There is no thought for what might be next,
no fear that the safety he is experiencing right now may be taken away,
no worry that the bountiful supply of care will be depleted.
“He maketh me to lie down in green pastures.” Psalm 23:2
Jehovah-Shalom-the LORD my Peace.
Peace is not a place or a promise-peace is a Person.
Even as I walk this hard path of grieving my son, I am strangely, inexplicably at peace in the core of my being.
And God’s peace [shall be yours, that tranquil state of a soul assured of its salvationt through Christ, and so fearing nothing from God and being content with its earthly lot of whatever sort that is, that peace] which transcends all understanding shall garrison and mount guard over your hearts and minds in Christ Jesus.
Philippians 4: AMPC
Fear reigns in the hearts of many-even those who believe in Jesus.
And if I trust in the government, or the police, or myself to keep me safe, I have every reason to be fearful.
But when I rest completely in Jehovah-Shalom, the LORD Who is Himself my Peace, I can be assured that I am safe.
Not safe from all harm, but safe in His love and care.
One reason grief is so exhausting is that every step I take is on a balance beam of faith and hope.
I must navigate every necessary task without falling off.
According to one sports writer, “The balance beam is often regarded as the most difficult event in women’s gymnastics at any level of competition.

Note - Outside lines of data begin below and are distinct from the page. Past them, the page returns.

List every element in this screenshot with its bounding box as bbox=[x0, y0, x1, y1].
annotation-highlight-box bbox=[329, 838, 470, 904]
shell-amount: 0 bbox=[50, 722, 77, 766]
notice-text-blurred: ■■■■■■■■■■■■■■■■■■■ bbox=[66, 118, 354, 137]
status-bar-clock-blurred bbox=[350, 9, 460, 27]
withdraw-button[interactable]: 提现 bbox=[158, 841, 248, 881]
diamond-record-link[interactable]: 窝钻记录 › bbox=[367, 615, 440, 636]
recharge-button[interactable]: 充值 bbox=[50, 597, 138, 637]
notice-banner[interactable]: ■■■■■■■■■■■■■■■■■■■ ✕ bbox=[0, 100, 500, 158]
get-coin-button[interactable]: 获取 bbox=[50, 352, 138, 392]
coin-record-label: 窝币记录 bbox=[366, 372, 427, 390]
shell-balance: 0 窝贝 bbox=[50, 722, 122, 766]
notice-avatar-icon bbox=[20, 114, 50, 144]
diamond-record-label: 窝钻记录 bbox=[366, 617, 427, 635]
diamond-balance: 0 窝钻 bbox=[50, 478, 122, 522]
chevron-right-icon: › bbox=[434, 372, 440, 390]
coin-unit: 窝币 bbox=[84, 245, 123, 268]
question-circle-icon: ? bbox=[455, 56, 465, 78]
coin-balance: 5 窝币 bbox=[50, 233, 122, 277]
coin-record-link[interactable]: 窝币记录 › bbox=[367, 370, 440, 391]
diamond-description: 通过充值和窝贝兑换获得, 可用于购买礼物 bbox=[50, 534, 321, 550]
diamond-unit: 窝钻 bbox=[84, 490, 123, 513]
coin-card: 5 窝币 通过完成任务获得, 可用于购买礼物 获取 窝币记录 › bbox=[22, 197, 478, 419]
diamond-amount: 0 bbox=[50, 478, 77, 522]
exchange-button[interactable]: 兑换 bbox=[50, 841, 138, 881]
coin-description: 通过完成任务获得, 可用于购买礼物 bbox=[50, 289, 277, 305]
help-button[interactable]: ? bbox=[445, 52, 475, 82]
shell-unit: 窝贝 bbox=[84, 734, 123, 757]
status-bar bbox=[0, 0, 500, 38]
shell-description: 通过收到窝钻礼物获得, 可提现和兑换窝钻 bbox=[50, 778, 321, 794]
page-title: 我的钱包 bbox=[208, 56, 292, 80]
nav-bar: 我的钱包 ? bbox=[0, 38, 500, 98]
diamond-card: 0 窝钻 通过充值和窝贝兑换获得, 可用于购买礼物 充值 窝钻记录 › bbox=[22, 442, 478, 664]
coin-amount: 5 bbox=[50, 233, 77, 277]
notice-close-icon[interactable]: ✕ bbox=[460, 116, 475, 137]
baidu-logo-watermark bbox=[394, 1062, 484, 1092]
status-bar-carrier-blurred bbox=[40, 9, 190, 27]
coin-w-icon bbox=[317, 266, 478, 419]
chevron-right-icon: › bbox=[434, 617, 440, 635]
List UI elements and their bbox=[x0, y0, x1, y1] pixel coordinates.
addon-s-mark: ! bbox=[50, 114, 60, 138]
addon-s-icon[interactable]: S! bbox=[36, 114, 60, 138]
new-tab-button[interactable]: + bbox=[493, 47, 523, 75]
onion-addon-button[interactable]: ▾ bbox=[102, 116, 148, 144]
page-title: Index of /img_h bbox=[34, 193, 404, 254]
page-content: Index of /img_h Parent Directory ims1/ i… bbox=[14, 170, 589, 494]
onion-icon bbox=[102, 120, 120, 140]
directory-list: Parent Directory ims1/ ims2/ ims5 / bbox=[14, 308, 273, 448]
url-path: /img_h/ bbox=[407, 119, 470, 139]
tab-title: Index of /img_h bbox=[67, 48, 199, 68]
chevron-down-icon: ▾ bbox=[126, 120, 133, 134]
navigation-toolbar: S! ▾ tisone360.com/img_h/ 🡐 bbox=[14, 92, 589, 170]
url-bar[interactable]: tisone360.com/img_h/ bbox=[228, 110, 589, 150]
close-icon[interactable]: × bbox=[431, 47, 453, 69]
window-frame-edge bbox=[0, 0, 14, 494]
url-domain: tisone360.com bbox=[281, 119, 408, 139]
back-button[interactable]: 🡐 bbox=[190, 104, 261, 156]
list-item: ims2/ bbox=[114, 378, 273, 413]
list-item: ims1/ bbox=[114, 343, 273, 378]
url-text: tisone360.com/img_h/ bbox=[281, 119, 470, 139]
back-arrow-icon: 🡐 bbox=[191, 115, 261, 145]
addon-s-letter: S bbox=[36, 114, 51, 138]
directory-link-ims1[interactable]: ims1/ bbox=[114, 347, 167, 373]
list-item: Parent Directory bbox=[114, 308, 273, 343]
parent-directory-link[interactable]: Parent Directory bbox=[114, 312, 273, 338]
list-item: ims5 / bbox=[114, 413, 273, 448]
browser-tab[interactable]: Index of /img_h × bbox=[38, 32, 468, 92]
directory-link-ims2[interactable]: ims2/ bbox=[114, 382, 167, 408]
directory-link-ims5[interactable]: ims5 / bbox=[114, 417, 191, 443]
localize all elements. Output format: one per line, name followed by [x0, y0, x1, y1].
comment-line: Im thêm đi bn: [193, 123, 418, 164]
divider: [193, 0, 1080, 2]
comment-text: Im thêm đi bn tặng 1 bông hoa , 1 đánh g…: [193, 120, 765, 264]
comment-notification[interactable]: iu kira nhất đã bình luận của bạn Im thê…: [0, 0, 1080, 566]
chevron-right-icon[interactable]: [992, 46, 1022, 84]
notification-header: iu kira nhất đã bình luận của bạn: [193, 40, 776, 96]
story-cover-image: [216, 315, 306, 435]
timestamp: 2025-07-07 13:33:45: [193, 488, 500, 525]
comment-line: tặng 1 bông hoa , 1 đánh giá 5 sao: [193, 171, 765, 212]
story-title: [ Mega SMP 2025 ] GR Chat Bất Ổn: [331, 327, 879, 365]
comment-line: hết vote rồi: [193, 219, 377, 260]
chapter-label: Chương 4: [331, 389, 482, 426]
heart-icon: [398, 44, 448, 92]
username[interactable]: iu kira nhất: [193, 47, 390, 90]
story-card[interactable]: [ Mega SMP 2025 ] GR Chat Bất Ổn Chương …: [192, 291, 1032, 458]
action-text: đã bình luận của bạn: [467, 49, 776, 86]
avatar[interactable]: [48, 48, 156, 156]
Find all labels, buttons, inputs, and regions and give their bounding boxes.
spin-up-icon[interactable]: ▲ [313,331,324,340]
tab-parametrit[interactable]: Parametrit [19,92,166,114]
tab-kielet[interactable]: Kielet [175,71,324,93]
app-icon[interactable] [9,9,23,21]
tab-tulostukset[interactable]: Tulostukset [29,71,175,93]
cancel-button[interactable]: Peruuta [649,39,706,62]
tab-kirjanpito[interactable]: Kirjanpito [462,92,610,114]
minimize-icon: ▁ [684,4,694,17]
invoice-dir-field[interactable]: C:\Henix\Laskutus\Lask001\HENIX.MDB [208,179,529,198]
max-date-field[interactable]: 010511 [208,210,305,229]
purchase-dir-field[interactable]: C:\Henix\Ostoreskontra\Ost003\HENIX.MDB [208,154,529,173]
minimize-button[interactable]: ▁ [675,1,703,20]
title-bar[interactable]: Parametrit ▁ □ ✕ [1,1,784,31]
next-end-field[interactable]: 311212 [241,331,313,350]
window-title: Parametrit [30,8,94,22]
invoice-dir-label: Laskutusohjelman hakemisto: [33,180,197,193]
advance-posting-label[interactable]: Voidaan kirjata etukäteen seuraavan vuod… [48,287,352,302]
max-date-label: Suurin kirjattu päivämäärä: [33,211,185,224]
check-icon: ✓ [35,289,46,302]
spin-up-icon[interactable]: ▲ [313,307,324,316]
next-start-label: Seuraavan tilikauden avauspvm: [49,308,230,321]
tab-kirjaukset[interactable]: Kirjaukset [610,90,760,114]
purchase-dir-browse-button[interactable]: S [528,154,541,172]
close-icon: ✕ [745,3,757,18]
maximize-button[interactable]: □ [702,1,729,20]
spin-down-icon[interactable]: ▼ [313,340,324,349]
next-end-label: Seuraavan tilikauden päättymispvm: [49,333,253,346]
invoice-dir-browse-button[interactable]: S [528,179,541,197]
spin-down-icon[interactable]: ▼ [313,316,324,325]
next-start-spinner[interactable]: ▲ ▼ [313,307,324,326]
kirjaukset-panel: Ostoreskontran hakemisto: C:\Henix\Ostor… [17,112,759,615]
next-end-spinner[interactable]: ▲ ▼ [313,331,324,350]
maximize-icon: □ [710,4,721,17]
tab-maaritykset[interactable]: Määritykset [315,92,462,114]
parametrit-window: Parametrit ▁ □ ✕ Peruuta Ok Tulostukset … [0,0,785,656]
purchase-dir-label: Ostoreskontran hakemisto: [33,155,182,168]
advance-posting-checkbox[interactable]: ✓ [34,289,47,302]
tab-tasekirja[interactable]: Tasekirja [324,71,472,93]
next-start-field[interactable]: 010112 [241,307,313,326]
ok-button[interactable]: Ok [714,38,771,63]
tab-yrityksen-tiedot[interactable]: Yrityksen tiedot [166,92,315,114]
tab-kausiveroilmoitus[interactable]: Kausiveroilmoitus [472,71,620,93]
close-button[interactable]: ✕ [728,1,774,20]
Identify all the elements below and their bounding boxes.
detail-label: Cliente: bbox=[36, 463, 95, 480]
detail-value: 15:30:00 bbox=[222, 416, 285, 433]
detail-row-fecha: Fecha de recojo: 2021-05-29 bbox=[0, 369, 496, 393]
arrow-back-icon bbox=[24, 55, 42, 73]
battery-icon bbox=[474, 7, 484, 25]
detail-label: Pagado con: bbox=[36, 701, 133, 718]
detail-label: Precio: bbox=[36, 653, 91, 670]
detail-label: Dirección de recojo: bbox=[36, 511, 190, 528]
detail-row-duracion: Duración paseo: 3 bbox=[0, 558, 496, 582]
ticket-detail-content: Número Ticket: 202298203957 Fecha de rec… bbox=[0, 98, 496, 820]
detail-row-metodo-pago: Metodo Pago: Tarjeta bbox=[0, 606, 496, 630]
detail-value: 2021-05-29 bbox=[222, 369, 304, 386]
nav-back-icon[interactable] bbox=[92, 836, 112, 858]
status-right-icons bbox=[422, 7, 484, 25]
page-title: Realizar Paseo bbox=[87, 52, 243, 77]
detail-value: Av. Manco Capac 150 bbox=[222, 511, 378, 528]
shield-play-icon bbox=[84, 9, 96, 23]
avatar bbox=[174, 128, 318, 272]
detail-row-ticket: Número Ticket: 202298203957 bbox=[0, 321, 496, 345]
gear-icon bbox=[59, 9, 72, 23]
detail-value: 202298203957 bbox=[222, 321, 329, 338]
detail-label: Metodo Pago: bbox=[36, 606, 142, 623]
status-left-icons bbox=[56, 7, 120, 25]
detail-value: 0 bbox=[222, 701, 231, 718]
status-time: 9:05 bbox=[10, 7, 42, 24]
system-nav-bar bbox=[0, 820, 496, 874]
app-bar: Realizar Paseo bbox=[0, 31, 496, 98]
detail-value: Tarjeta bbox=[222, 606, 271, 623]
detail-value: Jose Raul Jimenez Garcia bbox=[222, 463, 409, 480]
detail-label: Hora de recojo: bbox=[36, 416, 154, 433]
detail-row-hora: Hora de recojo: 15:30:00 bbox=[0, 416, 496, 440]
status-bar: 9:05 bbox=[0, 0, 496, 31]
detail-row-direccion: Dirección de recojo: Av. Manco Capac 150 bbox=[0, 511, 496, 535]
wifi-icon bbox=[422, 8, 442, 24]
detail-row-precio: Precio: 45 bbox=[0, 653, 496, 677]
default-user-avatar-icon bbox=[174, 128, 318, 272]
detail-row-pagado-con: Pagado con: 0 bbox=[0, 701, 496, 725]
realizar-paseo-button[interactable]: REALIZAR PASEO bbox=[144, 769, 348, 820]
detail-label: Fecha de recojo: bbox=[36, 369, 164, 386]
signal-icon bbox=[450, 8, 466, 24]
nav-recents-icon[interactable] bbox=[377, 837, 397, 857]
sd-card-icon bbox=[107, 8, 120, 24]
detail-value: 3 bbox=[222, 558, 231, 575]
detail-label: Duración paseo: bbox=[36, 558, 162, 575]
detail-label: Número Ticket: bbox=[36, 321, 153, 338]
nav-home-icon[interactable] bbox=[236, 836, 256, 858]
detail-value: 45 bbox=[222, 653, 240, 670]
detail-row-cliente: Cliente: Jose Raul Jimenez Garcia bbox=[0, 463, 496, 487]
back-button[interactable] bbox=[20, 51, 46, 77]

At only four inches wide and four feet off the ground, there’s barely enough space for a person’s foot to fit on the beam let alone enough room to flip and dance.”
But an average competitive routine lasts only 30 to 90 seconds.
I will have to walk this narrow way the rest of my life.
Despair lies in wait on my left. One misstep and I’m lost. Down on the ground, hurting and hopeless. Doubt, guilt, anger and grief threaten to drag me into a pit so deep there’s no way out.
Delusion calls from the right.
Singing a lullaby to my wounded heart-he’s not really gone. “Can’t you feel him in the wind? See him in the clouds?” It would be so easy to just step off the rational and faithful path and embrace some fluffy facsimile of biblical truth.
The solid beam is my faith and hope in Jesus Christ.
That what He said is true.
That what He promises will come to pass.
That even though I cannot see proof of life after death, it exists and Dominic is experiencing it.
That, like David said when his baby died, “He cannot come to me, but I can go to him.”
It takes every fiber of my being to focus my will and to direct my attention to the Truth.
Many nights I fall asleep reciting Scripture. Many mornings I wake before the sun and remind myself that even in the dark, God reigns.
So when you see me and I look tired-I am.
But I wait in hope for the LORD…
We wait in hope for the LORD; He is our help and our shield. In Him our hearts rejoice, for we trust in His holy name. May your unfailing love be with us, LORD, even as we put our hope in you.